UN warns of spiral of violence in Colombia

The UN recorded 41 murders of former FARC combatants in the first half of 2020, a 10 percent increase on the same period last year.

The UN peace mission in Colombia condemned a spiral of violence in the country, saying it had documented 33 massacres so far this year.

The UN has also recorded 41 murders of former FARC combatants in the first half of 2020, a 10 percent increase on the same period last year.

FARC party said 224 former guerrillas have been murdered since the signature of the peace agreement in Havana on 24 November 2016.

At least 13 people were killed in two separate incidents in the last week alone.

The mission, set up to monitor adherence to a 2016 peace deal with the former FARC guerrillas, said it was investigating the deaths of 97 human rights defenders killed during the same period.

The violence was having a “serious humanitarian impact” in areas where illegal armed groups continued to operate, it said.

On Saturday, eight people were gunned down at a birthday party in Samaniego, in southwestern Narino department.

Authorities last Tuesday discovered the bodies of five Afro-Colombian teenagers in a sugar cane field near Cali.

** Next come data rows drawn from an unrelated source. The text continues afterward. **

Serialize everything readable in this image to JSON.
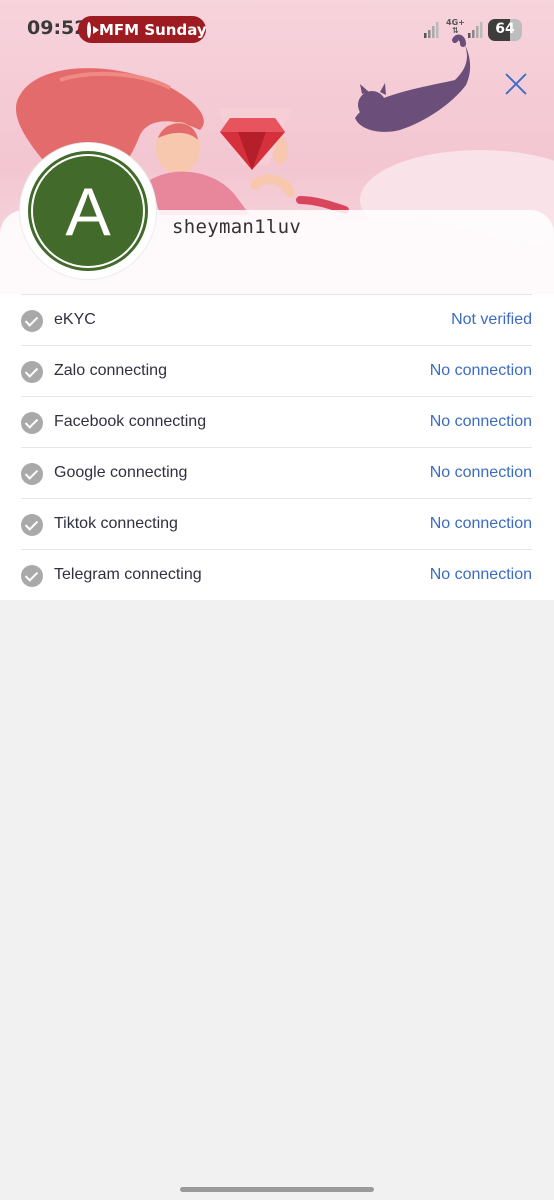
{
  "status_bar": {
    "time": "09:52",
    "media_text": "MFM Sunday",
    "network_type": "4G+",
    "battery": "64",
    "battery_level": 0.64
  },
  "profile": {
    "avatar_letter": "A",
    "avatar_color": "#426b2b",
    "username": "sheyman1luv"
  },
  "connections": [
    {
      "label": "eKYC",
      "status": "Not verified"
    },
    {
      "label": "Zalo connecting",
      "status": "No connection"
    },
    {
      "label": "Facebook connecting",
      "status": "No connection"
    },
    {
      "label": "Google connecting",
      "status": "No connection"
    },
    {
      "label": "Tiktok connecting",
      "status": "No connection"
    },
    {
      "label": "Telegram connecting",
      "status": "No connection"
    }
  ],
  "colors": {
    "accent": "#3b6cc2",
    "header_bg": "#f3c6d1",
    "media_pill": "#9e1b22"
  }
}
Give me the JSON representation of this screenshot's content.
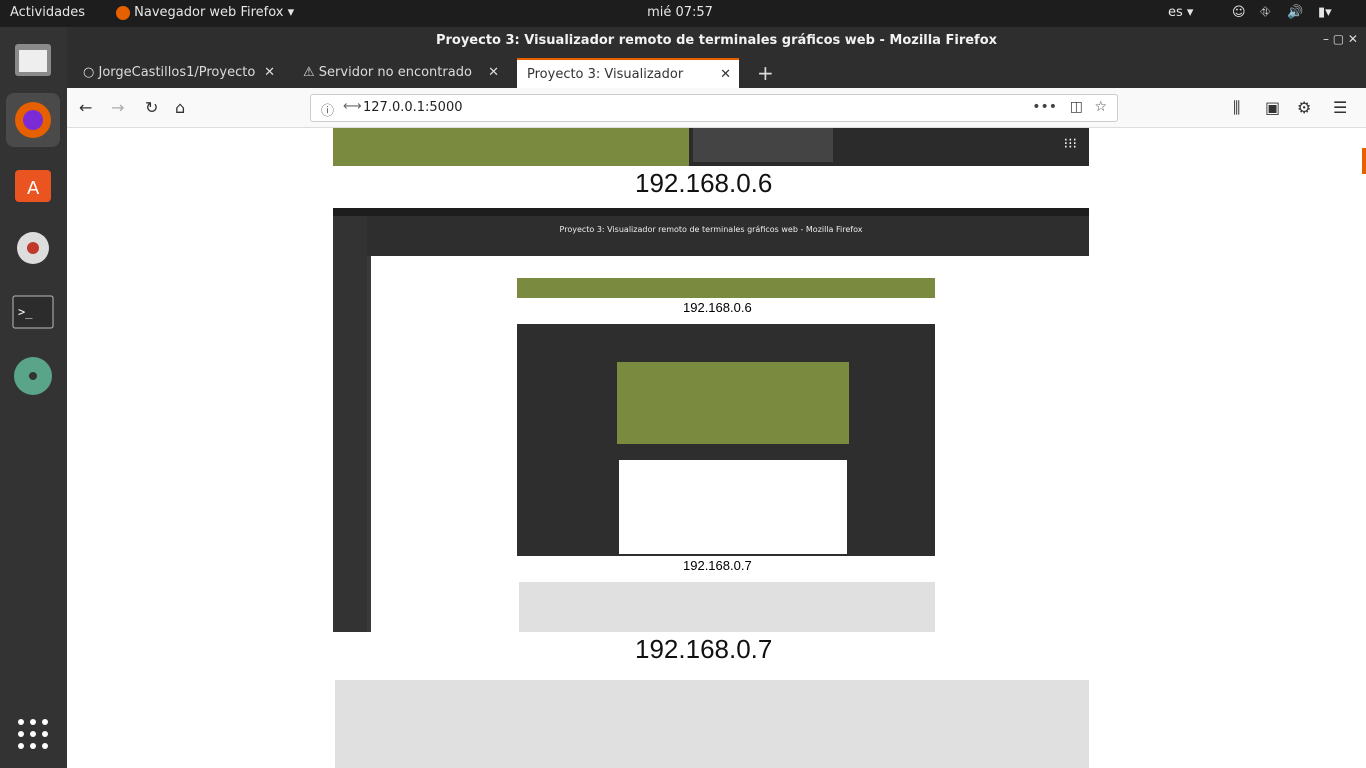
{
  "topbar": {
    "activities": "Actividades",
    "app_menu": "Navegador web Firefox ▾",
    "clock": "mié 07:57",
    "lang": "es ▾"
  },
  "window": {
    "title": "Proyecto 3: Visualizador remoto de terminales gráficos web - Mozilla Firefox"
  },
  "tabs": [
    {
      "label": "JorgeCastillos1/Proyecto"
    },
    {
      "label": "Servidor no encontrado"
    },
    {
      "label": "Proyecto 3: Visualizador"
    }
  ],
  "url": {
    "text": "127.0.0.1:5000"
  },
  "content": {
    "ip_top": "192.168.0.6",
    "ip_bottom": "192.168.0.7",
    "nested_title": "Proyecto 3: Visualizador remoto de terminales gráficos web - Mozilla Firefox",
    "nested_ip_a": "192.168.0.6",
    "nested_ip_b": "192.168.0.7"
  },
  "colors": {
    "firefox_accent": "#e66000",
    "grass": "#7a8a3e"
  },
  "icons": [
    "firefox-icon",
    "software-icon",
    "settings-icon",
    "terminal-icon",
    "disk-icon",
    "app-grid-icon"
  ]
}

Colombian and UN officials sounded a joint warning about the deteriorating security situation in the country, despite a lockdown against the spread of the coronavirus in place since March 25.

Crime gangs are believed to be responsible for nearly 80 percent of massacres in Colombia this year, the vast majority of them occurring in departments with “illegal coca-producing enclaves,” the UN human rights office said.

The UN defines a massacre as the killing of three or more people in the same event by the same group.